Reisen durch das Leben

Das Leben - eine Reise, eine Pilgerfahrt, für unzählige Generationen eine Metapher für das damalige Lebensgefühl. Die Möglichkeiten zur Steigerung der Lebensqualität waren äußerst beschränkt, der Rahmen eng gesteckt. Der Masse der Bevölkerung stand ein Leben vor Augen, das von Arbeit, Mühsal, Erfahrungen von Gewalt und der Aussicht auf ein jähes Ende geprägt war.

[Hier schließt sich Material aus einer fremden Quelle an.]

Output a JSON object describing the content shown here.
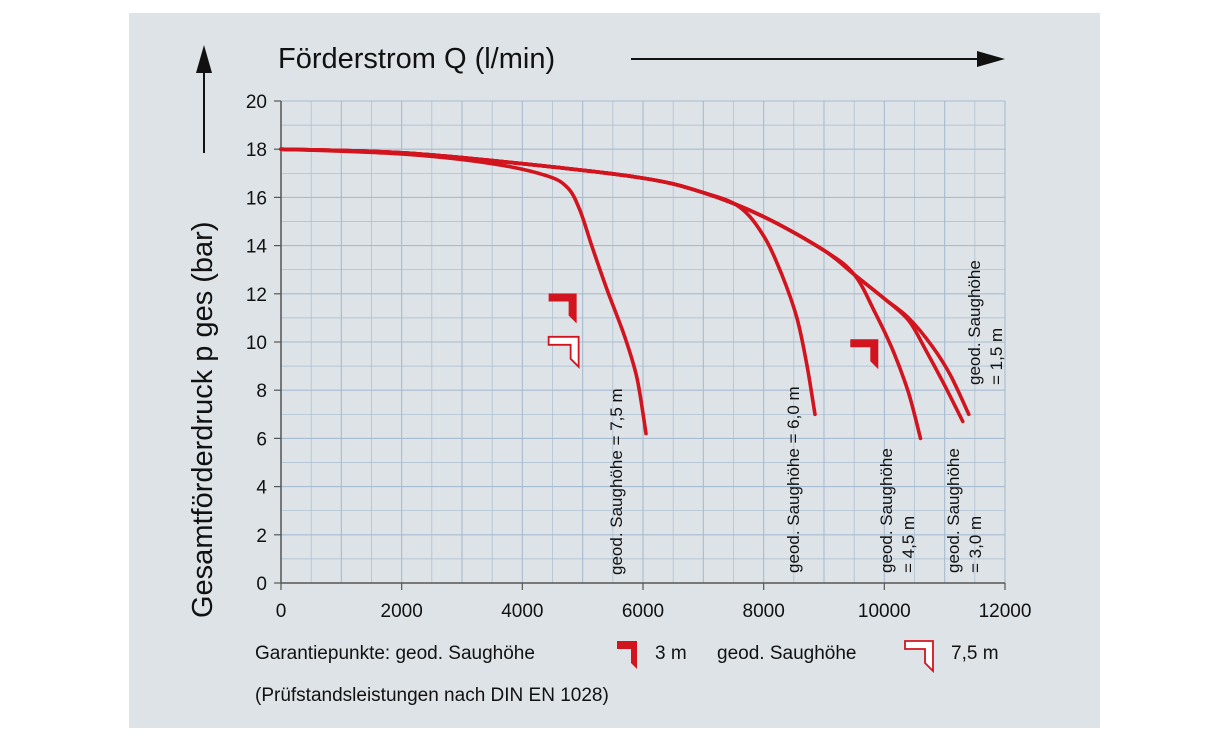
{
  "chart_data": {
    "type": "line",
    "xlabel": "Förderstrom Q (l/min)",
    "ylabel": "Gesamtförderdruck p ges (bar)",
    "xlim": [
      0,
      12000
    ],
    "ylim": [
      0,
      20
    ],
    "xticks": [
      0,
      2000,
      4000,
      6000,
      8000,
      10000,
      12000
    ],
    "yticks": [
      0,
      2,
      4,
      6,
      8,
      10,
      12,
      14,
      16,
      18,
      20
    ],
    "grid": true,
    "series": [
      {
        "name": "geod. Saughöhe = 7,5 m",
        "label_lines": [
          "geod. Saughöhe = 7,5 m"
        ],
        "x": [
          0,
          2000,
          3500,
          4400,
          4750,
          4950,
          5150,
          5400,
          5700,
          5900,
          6050
        ],
        "y": [
          18,
          17.8,
          17.4,
          16.9,
          16.4,
          15.5,
          14.0,
          12.2,
          10.2,
          8.5,
          6.2
        ]
      },
      {
        "name": "geod. Saughöhe = 6,0 m",
        "label_lines": [
          "geod. Saughöhe = 6,0 m"
        ],
        "x": [
          0,
          2000,
          4000,
          6000,
          7000,
          7600,
          8000,
          8300,
          8550,
          8720,
          8850
        ],
        "y": [
          18,
          17.85,
          17.4,
          16.8,
          16.2,
          15.6,
          14.4,
          12.8,
          11.0,
          9.0,
          7.0
        ]
      },
      {
        "name": "geod. Saughöhe = 4,5 m",
        "label_lines": [
          "geod. Saughöhe",
          "= 4,5 m"
        ],
        "x": [
          0,
          2000,
          4000,
          6000,
          7000,
          8000,
          9000,
          9500,
          9850,
          10150,
          10400,
          10600
        ],
        "y": [
          18,
          17.85,
          17.4,
          16.8,
          16.2,
          15.2,
          13.8,
          12.8,
          11.2,
          9.6,
          7.9,
          6.0
        ]
      },
      {
        "name": "geod. Saughöhe = 3,0 m",
        "label_lines": [
          "geod. Saughöhe",
          "= 3,0 m"
        ],
        "x": [
          0,
          2000,
          4000,
          6000,
          7000,
          8000,
          9000,
          9500,
          10000,
          10400,
          10700,
          11000,
          11300
        ],
        "y": [
          18,
          17.85,
          17.4,
          16.8,
          16.2,
          15.2,
          13.8,
          12.8,
          11.8,
          10.9,
          9.6,
          8.2,
          6.7
        ]
      },
      {
        "name": "geod. Saughöhe = 1,5 m",
        "label_lines": [
          "geod. Saughöhe",
          "= 1,5 m"
        ],
        "x": [
          0,
          2000,
          4000,
          6000,
          7000,
          8000,
          9000,
          9500,
          10000,
          10400,
          10800,
          11100,
          11400
        ],
        "y": [
          18,
          17.85,
          17.4,
          16.8,
          16.2,
          15.2,
          13.8,
          12.8,
          11.8,
          11.0,
          9.8,
          8.6,
          7.0
        ]
      }
    ],
    "guarantee_points": [
      {
        "kind": "3 m",
        "x": 4900,
        "y": 11.6
      },
      {
        "kind": "7,5 m",
        "x": 4900,
        "y": 9.8
      },
      {
        "kind": "3 m",
        "x": 9900,
        "y": 9.7
      }
    ],
    "legend": {
      "prefix": "Garantiepunkte: geod. Saughöhe",
      "item1_label": "3 m",
      "middle": "geod. Saughöhe",
      "item2_label": "7,5 m"
    },
    "note": "(Prüfstandsleistungen nach DIN EN 1028)"
  },
  "colors": {
    "curve": "#d2141e",
    "background": "#dde3e7",
    "grid": "#a7bcd0",
    "text": "#111111"
  }
}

Niemand wird im Ernst den Fortschritt bestreiten können, der seitdem die Lebensqualität erhöht hat.

 

Das Leben also eine Reise, eine Pilgerfahrt mit der Aussicht auf ein Leben in einer Welt, die durch das Glück geprägt ist, das im Diesseits verwehrt wurde (auch wenn die Angst vor der möglich oder gar wahrscheinlichen Bestrafung im Jenseits dazwischen stand).

 

Kommen wir zurück in die Gegenwart, in der wir leben. Das Reisen ist vielen von uns wichtig, ist es aber auch eine Metapher für das Leben? Und was passiert eigentlich, wenn

wir reisen? In den schönsten Wochen des Jahres, im Urlaub?

 

Ein Wort kommt mir nach drei Wochen unserer längeren Reise in den Sinn, das mit dem Reisen verwandt ist, das Fahren. Wir machen uns auf den Weg und fahren los. Das Transportmittel kann Entfernungen schnell oder langsam überbrücken. Wir fliegen, fahren mit dem Auto, der Bahn, mit dem Fahrrad oder gehen zu Fuß. Vom Fahren lassen sich zwei Worte ableiten, die beide mit dem Reisen zu tun haben: abfahren und erfahren. Wir können reisen, indem wir eine Route abfahren oder indem wir den bekannten Horizont verlassen, in der Hoffnung, etwas neues oder uns selbst neu zu erfahren. Beides lässt sich nur schwer überein bringen. Wer eine Liste von Orten abfährt, die im Reiseführer stehen oder auf Instagram von anderen beworben werden, wird kaum eine innere Erfahrung machen können, die das Potenzial hat, zu verändern. Abfahren hat viel mit Angst zu tun, der Angst, etwas zu versäumen (Fear Of Missing Out). Die greift, wie wir wir wissen, mit den sozialen Netzwerken immer mehr um sich. Wer bestimmte Orte auf dem Weg nicht ansteuert, kann schon einmal zu hören bekommen: Was, Du warst in X und hast Y nicht gesehen?

 

Der britische Sozialanthropologe Tim Ingold unterscheidet zwischen zwei Möglichkeiten, durch die Welt zu gehen. Transport nennt er eine Weise, nach einem vorgegebenen Plan oder in einem Netzwerk zielstrebig von A nach B zu kommen. Wayfaring (wandern) steht dafür, den Weg im wachsamen Austausch mit der Umgebung entstehen zu lassen. Transport steht in unserem Zusammenhang für das Abfahren von vorgesetzten Zielen mit der Absicht, mögliche Hindernisse zu vermeiden, wayfaring für das Zulassen von Erfahrungen, gerade wenn nicht alles glatt läuft und Sehenswürdigkeiten links liegen bleiben (müssen).

 

Ich habe schön reden. Ich bin seit kurzem zeitlich ungebunden und kann in Ruhe auswählen, was sich lohnt, zu besichtigen. Womöglich ist aber die schönste Erfahrung bislang: die latente Angst etwas zu versäumen besser erkennen zu können und im Modus des wayfaring eine neue Qualität des Reisens entdecken zu dürfen. Ist es wirklich wichtig, so viel als möglich in die mir zur Verfügung stehende Zeit zu packen? Was erfüllt eine Reise? Von da her ist es ein kurzer Weg zu der Frage, ob die alte Metapher vom Leben als Reise nicht auch heute noch Bedeutung haben kann.